Ilustrasi. (BP/Dokumen)

DENPASAR, BALIPOST.com – Tingginya tekanan hidup menjadikan tingkat bunuh diri di Bali tertinggi di Indonesia. Ironisnya realita ini belum membuat para pihak terkait terutama pemerintah untuk bergerak. Muncul penilaian pemerintahan daerah di Bali terkesan tidak menganggap hal ini sebagai hal yang serius.

Padahal, tekanan hidup makin tinggi, akibat kemajuan ekonomi pariwisata lebih banyak dinikmati bukan oleh krama Bali. Pemimpin Bali yang terpilih di Pilkada November nanti diharapkan berani menyelamatkan Bali.

Demikian disampaikan Pengamat Sosial, dr. Wayan Sayoga di Denpasar, Minggu (7/7). Menurut Sayoga, kondisi Bali saat ini dipenuhi kontradiksi. Tingkat pertumbuhan ekonomi tinggi, namun ada yang mengalami kemiskinan ekstrem.

“Seiring berlalunya waktu, terasa tekanan hidup di Bali menjadi semakin berat. Biaya hidup semakin tinggi akibat kenaikan harga khususnya mengenai berbagai kebutuhan pokok sehari-hari.

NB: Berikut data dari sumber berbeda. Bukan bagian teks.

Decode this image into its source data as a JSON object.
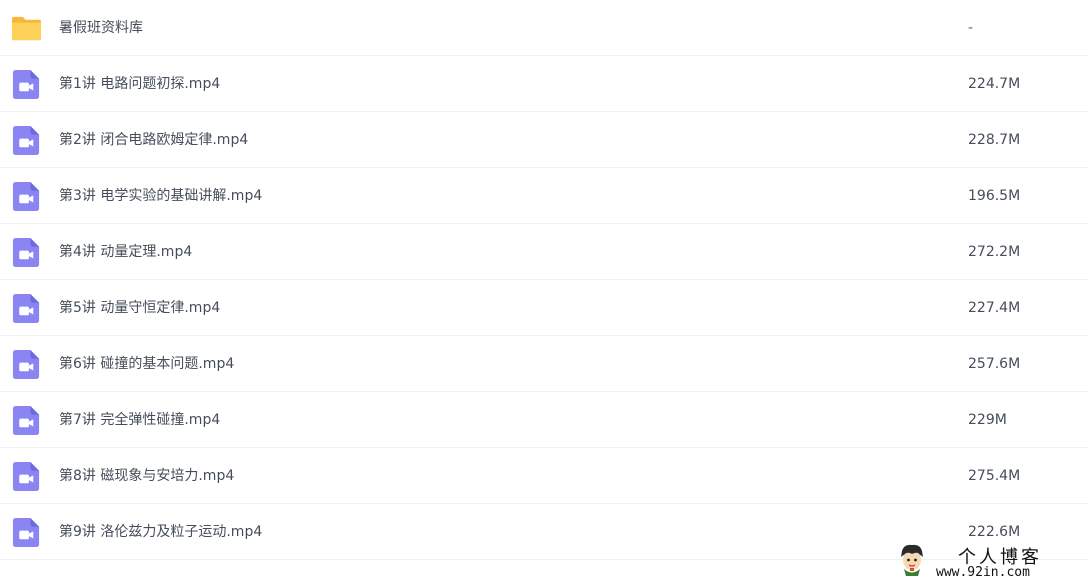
{
  "files": [
    {
      "name": "暑假班资料库",
      "size": "-",
      "type": "folder",
      "icon": "folder-icon"
    },
    {
      "name": "第1讲 电路问题初探.mp4",
      "size": "224.7M",
      "type": "video",
      "icon": "video-file-icon"
    },
    {
      "name": "第2讲 闭合电路欧姆定律.mp4",
      "size": "228.7M",
      "type": "video",
      "icon": "video-file-icon"
    },
    {
      "name": "第3讲 电学实验的基础讲解.mp4",
      "size": "196.5M",
      "type": "video",
      "icon": "video-file-icon"
    },
    {
      "name": "第4讲 动量定理.mp4",
      "size": "272.2M",
      "type": "video",
      "icon": "video-file-icon"
    },
    {
      "name": "第5讲 动量守恒定律.mp4",
      "size": "227.4M",
      "type": "video",
      "icon": "video-file-icon"
    },
    {
      "name": "第6讲 碰撞的基本问题.mp4",
      "size": "257.6M",
      "type": "video",
      "icon": "video-file-icon"
    },
    {
      "name": "第7讲 完全弹性碰撞.mp4",
      "size": "229M",
      "type": "video",
      "icon": "video-file-icon"
    },
    {
      "name": "第8讲 磁现象与安培力.mp4",
      "size": "275.4M",
      "type": "video",
      "icon": "video-file-icon"
    },
    {
      "name": "第9讲 洛伦兹力及粒子运动.mp4",
      "size": "222.6M",
      "type": "video",
      "icon": "video-file-icon"
    }
  ],
  "colors": {
    "folder": "#fdd15a",
    "folder_dark": "#f5b83a",
    "video": "#8a85f2",
    "text": "#454d5a",
    "divider": "#f0f1f3"
  },
  "watermark": {
    "title": "个人博客",
    "url": "www.92in.com",
    "logo": "cartoon-face-logo"
  }
}
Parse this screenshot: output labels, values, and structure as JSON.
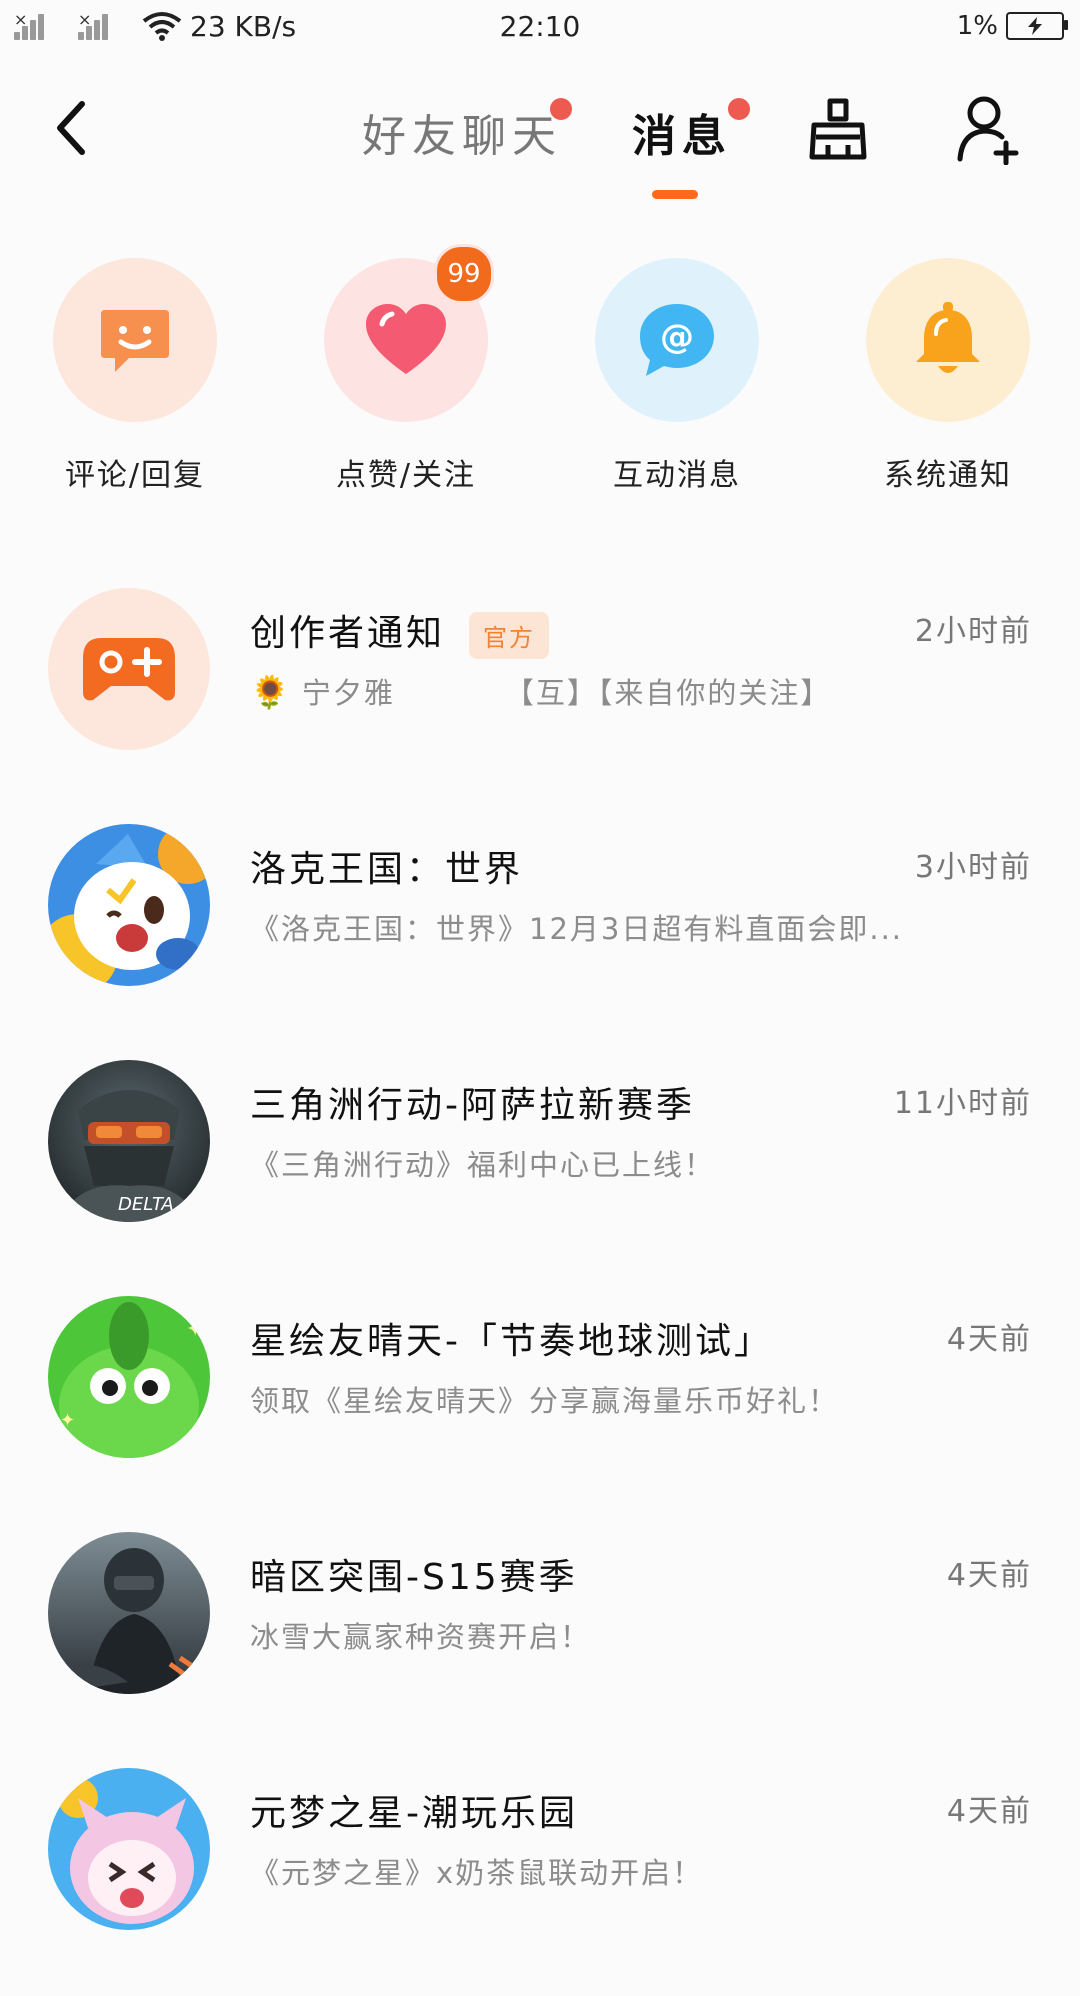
{
  "status": {
    "network_speed": "23 KB/s",
    "time": "22:10",
    "battery": "1%"
  },
  "header": {
    "tab_friends": "好友聊天",
    "tab_messages": "消息"
  },
  "quick": [
    {
      "label": "评论/回复",
      "icon": "smile-chat-icon",
      "color": "#f7904f"
    },
    {
      "label": "点赞/关注",
      "icon": "heart-icon",
      "color": "#f45b72",
      "badge": "99"
    },
    {
      "label": "互动消息",
      "icon": "at-chat-icon",
      "color": "#41b6f2"
    },
    {
      "label": "系统通知",
      "icon": "bell-icon",
      "color": "#f9a21c"
    }
  ],
  "list": [
    {
      "title": "创作者通知",
      "tag": "官方",
      "time": "2小时前",
      "sub_prefix": "宁夕雅",
      "sub": "【互】【来自你的关注】",
      "icon": "gamepad-icon"
    },
    {
      "title": "洛克王国：世界",
      "time": "3小时前",
      "sub": "《洛克王国：世界》12月3日超有料直面会即..."
    },
    {
      "title": "三角洲行动-阿萨拉新赛季",
      "time": "11小时前",
      "sub": "《三角洲行动》福利中心已上线！"
    },
    {
      "title": "星绘友晴天-「节奏地球测试」",
      "time": "4天前",
      "sub": "领取《星绘友晴天》分享赢海量乐币好礼！"
    },
    {
      "title": "暗区突围-S15赛季",
      "time": "4天前",
      "sub": "冰雪大赢家种资赛开启！"
    },
    {
      "title": "元梦之星-潮玩乐园",
      "time": "4天前",
      "sub": "《元梦之星》x奶茶鼠联动开启！"
    }
  ],
  "colors": {
    "accent": "#ff6a1a",
    "red_dot": "#ef5a50"
  }
}
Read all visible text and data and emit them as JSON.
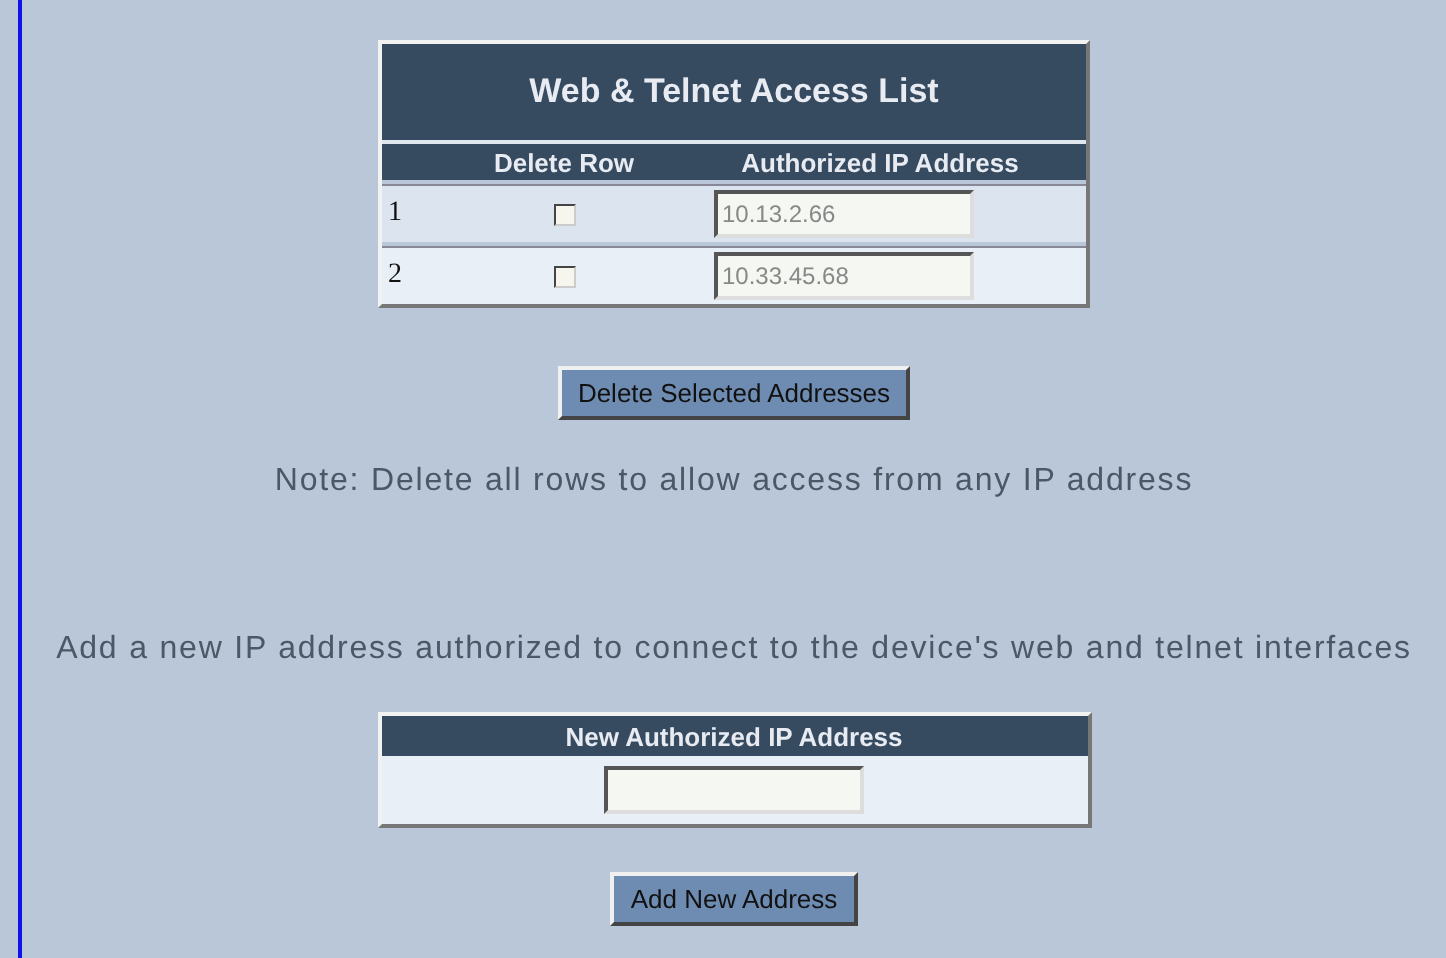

Selain karena persoalan tersebut, orang Bali juga menanggung beban yang tidak ringan dalam hal kegiatan sosial keagamaan dan adat,” kata Sayoga

Dalam himpitan kesulitan yang mendera sekian lama maka seseorang bisa patah arang, menyerah, karena merasa tidak ada lagi harapan atau jalan keluar dari kesulitan tersebut. Akumulasi dari puncak penderitaan ini, seseorang pada akhirnya mengambil jalan pintas untuk mengakhiri hidupnya.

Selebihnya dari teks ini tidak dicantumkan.